February marks the observance of Black History Month, a time dedicated to honoring the rich heritage and significant contributions of African Americans throughout history. As some reflect on this important cultural experience, it is pertinent to examine the efforts of Historically Black Colleges and Universities (HBCUs) in commemorating this occasion. Are HBCUs doing enough to uphold the legacy of Black history within their institutions and beyond?
HBCUs have long been pillars of empowerment and education within the African American community. From their inception during the era of segregation to the present day, these institutions have served as bastions of academic excellence, nurturing generations of scholars and activist leaders.
Central to their mission is the celebration and preservation of Black history and culture, making them uniquely positioned to lead in commemorating Black History Month.
Florida A&M University’s department chair of history, political science, geography and African American Studies, Dr. Tiffany Packer believes that Black History Month is incorporated all year.
“In many ways, February is special but, this is what we do every day,” Packer said.
“Because we are an HBCU we often do this effortlessly. We are fortunate enough to be in spaces that have been intentional about preserving our culture and history,” Packer added. It almost feels as if we do this exceeding the month.”
One of the most significant ways HBCUs honor Black history is through academic programming. Many HBCUs offer specialized courses and seminars focused on African American history, literature and culture throughout the year. These courses not only educate students but also provide a platform for critical dialogue and reflection on the ongoing struggle for racial equality.
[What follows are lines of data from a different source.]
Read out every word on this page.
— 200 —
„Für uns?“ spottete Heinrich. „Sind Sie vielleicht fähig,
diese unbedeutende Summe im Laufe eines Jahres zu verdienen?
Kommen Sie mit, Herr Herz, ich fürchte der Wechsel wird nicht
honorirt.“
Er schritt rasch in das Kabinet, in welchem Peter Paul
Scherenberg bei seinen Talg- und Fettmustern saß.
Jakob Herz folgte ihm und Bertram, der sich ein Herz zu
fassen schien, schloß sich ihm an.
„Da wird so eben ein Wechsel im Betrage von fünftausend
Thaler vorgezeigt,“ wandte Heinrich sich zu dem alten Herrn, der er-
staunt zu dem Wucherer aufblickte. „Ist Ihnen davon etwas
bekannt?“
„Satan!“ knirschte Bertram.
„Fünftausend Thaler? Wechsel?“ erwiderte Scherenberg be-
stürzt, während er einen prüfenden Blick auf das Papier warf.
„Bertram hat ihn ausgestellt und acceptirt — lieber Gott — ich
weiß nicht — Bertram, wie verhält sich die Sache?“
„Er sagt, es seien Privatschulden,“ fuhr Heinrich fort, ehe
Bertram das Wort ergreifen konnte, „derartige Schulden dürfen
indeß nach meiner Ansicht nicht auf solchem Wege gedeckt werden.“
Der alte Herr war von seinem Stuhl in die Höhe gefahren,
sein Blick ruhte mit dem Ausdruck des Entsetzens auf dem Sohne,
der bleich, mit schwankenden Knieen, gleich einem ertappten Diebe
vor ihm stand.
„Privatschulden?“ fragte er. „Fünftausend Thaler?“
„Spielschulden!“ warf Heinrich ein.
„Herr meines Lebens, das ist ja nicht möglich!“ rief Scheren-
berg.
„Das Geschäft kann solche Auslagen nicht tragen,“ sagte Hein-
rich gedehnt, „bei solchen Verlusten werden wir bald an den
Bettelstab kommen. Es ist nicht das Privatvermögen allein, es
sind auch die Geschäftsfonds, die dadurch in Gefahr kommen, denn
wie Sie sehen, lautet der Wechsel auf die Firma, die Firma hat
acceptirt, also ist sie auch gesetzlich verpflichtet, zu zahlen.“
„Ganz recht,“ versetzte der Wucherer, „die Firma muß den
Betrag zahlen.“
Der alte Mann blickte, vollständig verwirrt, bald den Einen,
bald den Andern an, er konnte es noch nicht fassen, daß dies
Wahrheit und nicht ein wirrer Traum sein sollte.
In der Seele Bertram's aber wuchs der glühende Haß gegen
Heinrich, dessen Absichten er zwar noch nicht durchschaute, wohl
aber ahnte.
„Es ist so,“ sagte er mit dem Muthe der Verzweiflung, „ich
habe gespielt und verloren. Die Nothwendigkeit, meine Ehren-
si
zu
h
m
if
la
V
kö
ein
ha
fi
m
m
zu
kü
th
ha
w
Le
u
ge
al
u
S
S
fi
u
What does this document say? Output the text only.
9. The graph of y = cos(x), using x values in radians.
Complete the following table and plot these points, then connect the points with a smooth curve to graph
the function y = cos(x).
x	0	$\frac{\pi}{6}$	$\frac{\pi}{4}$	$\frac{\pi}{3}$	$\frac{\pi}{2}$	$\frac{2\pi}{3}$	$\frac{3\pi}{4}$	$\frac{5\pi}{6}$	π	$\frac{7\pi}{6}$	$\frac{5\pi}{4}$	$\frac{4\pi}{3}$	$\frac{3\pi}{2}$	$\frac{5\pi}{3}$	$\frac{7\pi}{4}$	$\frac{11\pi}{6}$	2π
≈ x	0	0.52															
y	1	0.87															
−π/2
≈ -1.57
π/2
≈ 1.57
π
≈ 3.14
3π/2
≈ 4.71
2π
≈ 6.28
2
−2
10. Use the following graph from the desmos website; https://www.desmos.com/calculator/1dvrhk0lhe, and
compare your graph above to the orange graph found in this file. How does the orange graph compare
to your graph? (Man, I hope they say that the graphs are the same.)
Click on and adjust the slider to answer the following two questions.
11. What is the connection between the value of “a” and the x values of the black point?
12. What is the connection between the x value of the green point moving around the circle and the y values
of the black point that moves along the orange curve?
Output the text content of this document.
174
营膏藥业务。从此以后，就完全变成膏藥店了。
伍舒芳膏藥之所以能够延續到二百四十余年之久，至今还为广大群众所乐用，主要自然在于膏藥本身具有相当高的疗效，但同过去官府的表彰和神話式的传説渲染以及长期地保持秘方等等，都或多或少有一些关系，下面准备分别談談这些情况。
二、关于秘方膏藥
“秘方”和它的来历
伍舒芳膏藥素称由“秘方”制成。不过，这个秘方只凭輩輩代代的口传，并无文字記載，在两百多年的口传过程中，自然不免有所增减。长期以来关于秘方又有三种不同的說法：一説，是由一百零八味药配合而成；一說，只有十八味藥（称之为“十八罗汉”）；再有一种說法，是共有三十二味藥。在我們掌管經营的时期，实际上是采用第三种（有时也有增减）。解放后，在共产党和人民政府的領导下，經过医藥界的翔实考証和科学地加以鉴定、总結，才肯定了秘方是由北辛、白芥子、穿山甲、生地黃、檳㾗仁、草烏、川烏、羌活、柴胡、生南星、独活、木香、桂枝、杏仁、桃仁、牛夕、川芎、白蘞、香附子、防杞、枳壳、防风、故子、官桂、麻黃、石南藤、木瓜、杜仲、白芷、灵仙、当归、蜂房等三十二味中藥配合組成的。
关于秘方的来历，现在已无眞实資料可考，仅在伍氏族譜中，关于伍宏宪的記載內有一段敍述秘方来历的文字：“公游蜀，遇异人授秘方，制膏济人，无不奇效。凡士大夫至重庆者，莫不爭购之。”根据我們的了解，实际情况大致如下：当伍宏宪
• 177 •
Beyond campus borders, HBCUs play a vital role in preserving and disseminating Black history to wider audiences. Many HBCU libraries and archives house extensive collections of primary source materials related to African American history, providing researchers with valuable resources for scholarly inquiry. Additionally, HBCU scholars and educators frequently contribute to academic discourse through publications, conferences, and community outreach initiatives, further amplifying the narrative of Black history.
However, there is an ongoing need for HBCUs to continually reassess and expand their efforts in commemorating Black history in the digital age. This type of representation presents new opportunities for students to be informed and engaged with their history.
Florida A&M University’s National Association for the Advancement of Colored People (NAACP) educational chair, Jerlieyha Thomas, feels as though Black History Month has not been represented on campus both digitally and in person.
“It is Black History Month, and I do not feel like I have seen a lot about it on social media or on campus, Thomas said. “As an HBCUwe are already overlooked so I feel like we should be using this time, our time, to uplift our history.”
Thomas encourages scholars to interact with their culture, especially during February.
Students must be engaged,” Thomas said. “The more we as students interact with our history on campus, the more people show up and participate.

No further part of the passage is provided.